Remix.run Logo
roberttod 4 hours ago

It's unintuitive, but having an llm verification loop like a code reviewer works impeccably well, you can even create dedicated agents to check for specific problem areas like poor error handling.

This isn't about anthropomorphism, it's context engineering. By breaking things into more agents, you get more focused context windows.

I believe gas town has some review process built in, but my comment is more to address the idea that it's all slop.

As an aside, Opus 4.5 is the first model I used that most of the time doesn't produce much slop, in case you haven't tried it. Still produces some slop, but not much human required for building things (it's mostly higher level and architectural things they need guidance on).

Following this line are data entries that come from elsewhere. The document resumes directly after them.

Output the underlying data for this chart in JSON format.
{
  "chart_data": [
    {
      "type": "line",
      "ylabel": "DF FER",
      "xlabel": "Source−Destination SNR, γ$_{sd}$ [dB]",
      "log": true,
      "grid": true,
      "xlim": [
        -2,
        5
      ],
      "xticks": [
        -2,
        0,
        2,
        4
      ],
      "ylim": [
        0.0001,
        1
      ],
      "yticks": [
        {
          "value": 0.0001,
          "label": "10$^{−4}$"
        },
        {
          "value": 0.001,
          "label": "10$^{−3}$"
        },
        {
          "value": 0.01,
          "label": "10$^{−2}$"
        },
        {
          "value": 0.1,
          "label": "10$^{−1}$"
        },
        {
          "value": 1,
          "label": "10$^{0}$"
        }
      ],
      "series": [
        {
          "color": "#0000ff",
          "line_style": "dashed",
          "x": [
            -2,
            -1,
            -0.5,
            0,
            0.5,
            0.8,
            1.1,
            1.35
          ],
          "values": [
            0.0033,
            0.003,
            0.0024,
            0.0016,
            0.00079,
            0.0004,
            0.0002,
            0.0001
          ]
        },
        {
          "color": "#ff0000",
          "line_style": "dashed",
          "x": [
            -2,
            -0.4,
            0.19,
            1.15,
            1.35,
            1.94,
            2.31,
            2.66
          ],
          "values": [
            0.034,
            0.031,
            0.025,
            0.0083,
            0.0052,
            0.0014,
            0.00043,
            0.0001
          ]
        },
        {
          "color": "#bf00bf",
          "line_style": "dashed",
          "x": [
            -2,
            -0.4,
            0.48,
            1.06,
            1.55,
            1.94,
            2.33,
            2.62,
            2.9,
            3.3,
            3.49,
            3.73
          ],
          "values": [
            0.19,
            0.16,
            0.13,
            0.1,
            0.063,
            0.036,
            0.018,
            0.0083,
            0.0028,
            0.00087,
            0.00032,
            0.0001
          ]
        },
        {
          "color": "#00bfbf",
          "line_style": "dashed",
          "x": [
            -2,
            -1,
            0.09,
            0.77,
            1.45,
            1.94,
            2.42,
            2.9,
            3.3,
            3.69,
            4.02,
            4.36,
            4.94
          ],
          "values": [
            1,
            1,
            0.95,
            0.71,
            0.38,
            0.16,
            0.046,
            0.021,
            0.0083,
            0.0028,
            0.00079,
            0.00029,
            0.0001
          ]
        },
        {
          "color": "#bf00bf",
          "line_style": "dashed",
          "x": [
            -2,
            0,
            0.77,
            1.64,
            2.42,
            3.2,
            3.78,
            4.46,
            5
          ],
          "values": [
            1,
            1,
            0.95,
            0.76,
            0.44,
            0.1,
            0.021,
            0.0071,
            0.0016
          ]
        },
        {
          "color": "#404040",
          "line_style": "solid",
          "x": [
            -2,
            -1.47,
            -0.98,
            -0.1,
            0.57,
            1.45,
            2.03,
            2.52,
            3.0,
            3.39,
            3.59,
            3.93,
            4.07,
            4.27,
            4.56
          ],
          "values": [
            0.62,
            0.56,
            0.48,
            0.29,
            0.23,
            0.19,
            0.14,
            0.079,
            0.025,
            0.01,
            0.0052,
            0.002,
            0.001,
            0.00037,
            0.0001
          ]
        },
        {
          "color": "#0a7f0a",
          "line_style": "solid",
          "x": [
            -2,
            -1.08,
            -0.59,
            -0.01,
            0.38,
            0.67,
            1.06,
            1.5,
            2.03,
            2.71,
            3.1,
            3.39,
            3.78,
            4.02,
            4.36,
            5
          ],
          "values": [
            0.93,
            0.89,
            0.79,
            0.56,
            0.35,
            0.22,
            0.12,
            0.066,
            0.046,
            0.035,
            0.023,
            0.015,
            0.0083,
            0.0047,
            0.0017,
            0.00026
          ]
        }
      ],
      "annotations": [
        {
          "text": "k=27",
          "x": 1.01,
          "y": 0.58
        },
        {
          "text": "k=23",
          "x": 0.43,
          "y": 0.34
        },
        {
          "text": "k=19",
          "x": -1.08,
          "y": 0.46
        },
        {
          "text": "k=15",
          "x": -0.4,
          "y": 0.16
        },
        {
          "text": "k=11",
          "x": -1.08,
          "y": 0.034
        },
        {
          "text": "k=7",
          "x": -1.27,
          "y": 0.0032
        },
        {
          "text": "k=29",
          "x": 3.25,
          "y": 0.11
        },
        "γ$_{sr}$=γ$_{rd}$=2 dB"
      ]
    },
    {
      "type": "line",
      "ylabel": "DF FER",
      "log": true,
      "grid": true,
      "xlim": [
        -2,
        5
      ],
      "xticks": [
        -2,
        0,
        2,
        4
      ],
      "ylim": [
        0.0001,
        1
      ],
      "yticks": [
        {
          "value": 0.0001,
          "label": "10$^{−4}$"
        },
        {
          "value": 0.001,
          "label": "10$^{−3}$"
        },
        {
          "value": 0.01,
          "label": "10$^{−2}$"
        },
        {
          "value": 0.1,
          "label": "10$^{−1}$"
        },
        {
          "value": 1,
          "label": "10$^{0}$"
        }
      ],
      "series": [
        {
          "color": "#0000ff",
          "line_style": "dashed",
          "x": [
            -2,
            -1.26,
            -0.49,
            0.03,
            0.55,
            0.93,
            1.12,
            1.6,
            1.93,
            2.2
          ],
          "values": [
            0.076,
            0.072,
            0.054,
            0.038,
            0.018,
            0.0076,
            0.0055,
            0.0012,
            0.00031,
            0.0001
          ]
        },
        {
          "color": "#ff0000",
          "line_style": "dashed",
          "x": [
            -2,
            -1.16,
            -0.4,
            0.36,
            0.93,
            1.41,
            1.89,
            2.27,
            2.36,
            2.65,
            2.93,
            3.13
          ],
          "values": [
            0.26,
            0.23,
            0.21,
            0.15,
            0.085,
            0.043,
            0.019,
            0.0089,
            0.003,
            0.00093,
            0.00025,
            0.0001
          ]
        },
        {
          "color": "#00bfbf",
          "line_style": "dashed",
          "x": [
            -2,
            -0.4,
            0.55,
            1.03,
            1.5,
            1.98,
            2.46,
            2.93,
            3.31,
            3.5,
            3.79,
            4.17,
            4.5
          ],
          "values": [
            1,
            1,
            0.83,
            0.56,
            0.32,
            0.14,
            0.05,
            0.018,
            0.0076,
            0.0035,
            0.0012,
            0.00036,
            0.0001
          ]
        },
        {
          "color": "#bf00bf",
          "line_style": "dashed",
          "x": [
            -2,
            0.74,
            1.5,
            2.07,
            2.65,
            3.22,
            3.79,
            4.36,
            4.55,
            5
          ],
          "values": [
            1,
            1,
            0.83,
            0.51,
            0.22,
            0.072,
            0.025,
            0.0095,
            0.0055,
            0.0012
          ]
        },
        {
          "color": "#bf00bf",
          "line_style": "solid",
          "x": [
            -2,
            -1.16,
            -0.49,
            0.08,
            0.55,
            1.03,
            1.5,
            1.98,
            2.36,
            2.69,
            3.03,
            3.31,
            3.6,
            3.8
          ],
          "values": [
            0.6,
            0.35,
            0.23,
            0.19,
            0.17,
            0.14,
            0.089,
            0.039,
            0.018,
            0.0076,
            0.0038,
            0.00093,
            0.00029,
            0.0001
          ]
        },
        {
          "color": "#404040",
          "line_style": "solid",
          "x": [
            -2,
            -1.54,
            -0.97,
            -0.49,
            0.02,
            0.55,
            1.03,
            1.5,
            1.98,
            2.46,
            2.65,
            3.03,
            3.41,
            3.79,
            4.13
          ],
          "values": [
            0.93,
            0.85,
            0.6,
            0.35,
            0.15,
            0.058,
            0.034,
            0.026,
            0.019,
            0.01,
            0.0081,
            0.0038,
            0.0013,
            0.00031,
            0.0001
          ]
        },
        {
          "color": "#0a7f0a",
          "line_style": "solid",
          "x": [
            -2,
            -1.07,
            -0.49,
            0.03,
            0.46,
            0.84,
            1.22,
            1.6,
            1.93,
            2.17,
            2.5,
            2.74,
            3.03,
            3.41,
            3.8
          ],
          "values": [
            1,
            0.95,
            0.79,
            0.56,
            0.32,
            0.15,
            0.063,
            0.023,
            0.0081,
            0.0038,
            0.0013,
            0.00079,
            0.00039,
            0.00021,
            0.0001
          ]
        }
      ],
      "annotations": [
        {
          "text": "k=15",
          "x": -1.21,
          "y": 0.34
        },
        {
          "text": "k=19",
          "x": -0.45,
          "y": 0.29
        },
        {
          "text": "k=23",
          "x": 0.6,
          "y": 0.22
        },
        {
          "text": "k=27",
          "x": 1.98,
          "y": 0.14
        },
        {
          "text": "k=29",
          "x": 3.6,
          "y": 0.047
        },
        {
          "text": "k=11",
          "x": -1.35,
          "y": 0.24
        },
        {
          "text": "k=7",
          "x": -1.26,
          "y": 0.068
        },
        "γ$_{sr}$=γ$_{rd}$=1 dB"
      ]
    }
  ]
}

fragmede 3 hours ago | parent [-]

> it's mostly higher level and architectural things they need guidance on

Any examples you can share?

roberttod 2 hours ago | parent [-]

Mostly, it's not the model that is lacking but the visibility it has. Often the top level business context for a problem is out of reach, spread across slack, email, internal knowledge and meetings.

Once I digest some of this and give it to Claude, it's mostly smooth sailing but then the context window becomes the problem. Compactions during implementation remove a lot of important info. There should really be a Claude monitoring top level context and passing work to agents. I'm currently figuring out how to orchastrate that nicely with Claude Code MD files.

With respect to architecture, it generally makes sound decisions but I want to tweak it, often trading off simplicity vs. security and scale. These decisions seem very subtle and likely include some personal preferences I haven't written anywhere.